TACOMA, Wash. — It's a river again.

After nearly eight decades as more or less a creek, the North Fork of the Skokomish River — a branch of the Hood Canal tributary all but wiped out by the construction of the Cushman Hydroelectric Project in the 1920s — has water flowing through it once more.

Even more help is on the way soon as a result of a historic settlement agreement reached early this year by the Skokomish Tribe; Tacoma Power, which owns the hydroelectric project; and numerous state and federal agencies.

The agreement gives the tribe a $12.6 million cash payment; 7.25 percent of the value of electricity produced by the No. 2 powerhouse; and hundreds of acres of land, including Camp Cushman and Saltwater Park.

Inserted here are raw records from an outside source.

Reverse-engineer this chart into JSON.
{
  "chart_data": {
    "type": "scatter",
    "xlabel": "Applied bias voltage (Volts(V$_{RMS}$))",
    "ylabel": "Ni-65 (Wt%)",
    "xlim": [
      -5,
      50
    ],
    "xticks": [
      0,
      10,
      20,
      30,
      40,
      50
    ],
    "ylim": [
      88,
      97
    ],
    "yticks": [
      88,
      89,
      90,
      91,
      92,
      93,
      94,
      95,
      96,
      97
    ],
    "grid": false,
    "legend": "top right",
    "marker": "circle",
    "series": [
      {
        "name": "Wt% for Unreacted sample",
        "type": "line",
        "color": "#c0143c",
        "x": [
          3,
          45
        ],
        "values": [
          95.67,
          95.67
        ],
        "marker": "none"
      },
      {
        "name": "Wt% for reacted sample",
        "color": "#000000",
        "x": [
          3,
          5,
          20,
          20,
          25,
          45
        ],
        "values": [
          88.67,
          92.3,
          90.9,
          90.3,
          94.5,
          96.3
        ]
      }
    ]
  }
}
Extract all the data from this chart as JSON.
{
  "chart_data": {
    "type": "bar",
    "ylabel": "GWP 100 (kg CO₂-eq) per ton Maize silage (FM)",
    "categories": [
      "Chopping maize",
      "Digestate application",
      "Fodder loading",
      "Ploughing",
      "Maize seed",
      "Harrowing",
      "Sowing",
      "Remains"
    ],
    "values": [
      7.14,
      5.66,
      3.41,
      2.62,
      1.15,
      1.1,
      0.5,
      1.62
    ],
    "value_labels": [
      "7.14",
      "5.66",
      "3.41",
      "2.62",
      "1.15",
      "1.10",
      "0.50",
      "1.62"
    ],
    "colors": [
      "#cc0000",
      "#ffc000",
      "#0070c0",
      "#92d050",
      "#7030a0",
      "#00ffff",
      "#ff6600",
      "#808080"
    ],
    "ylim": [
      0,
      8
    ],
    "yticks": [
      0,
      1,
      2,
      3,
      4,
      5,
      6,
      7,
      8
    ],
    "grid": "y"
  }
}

It won’t be final until the Federal Energy Regulatory Commission approves a new 40-year license for the project, a move that’s expected now that the parties have agreed to terms. The original license expired in 1974, and the city-owned utility has been operating under temporary agreements since.

For the tribe, the settlement ends decades of fighting against a dam that destroyed a river that once supplied much of its economic livelihood and cultural heritage.

“The river will experience significantly more flow than it’s had for the last 80 years,” said Pat McCarty, Tacoma Power generation manager.

For Tacoma Power, it removes the cloud of a $5.8 billion legal claim, and it means the utility can continue generating relatively low-cost electricity from a pair of dams that officials once suggested might simply be abandoned.

For residents who live on the lake behind Cushman Dam No. 1 – and the scores of recreational users who use the lake in the summer – it doesn’t appear the agreement will produce drastic change.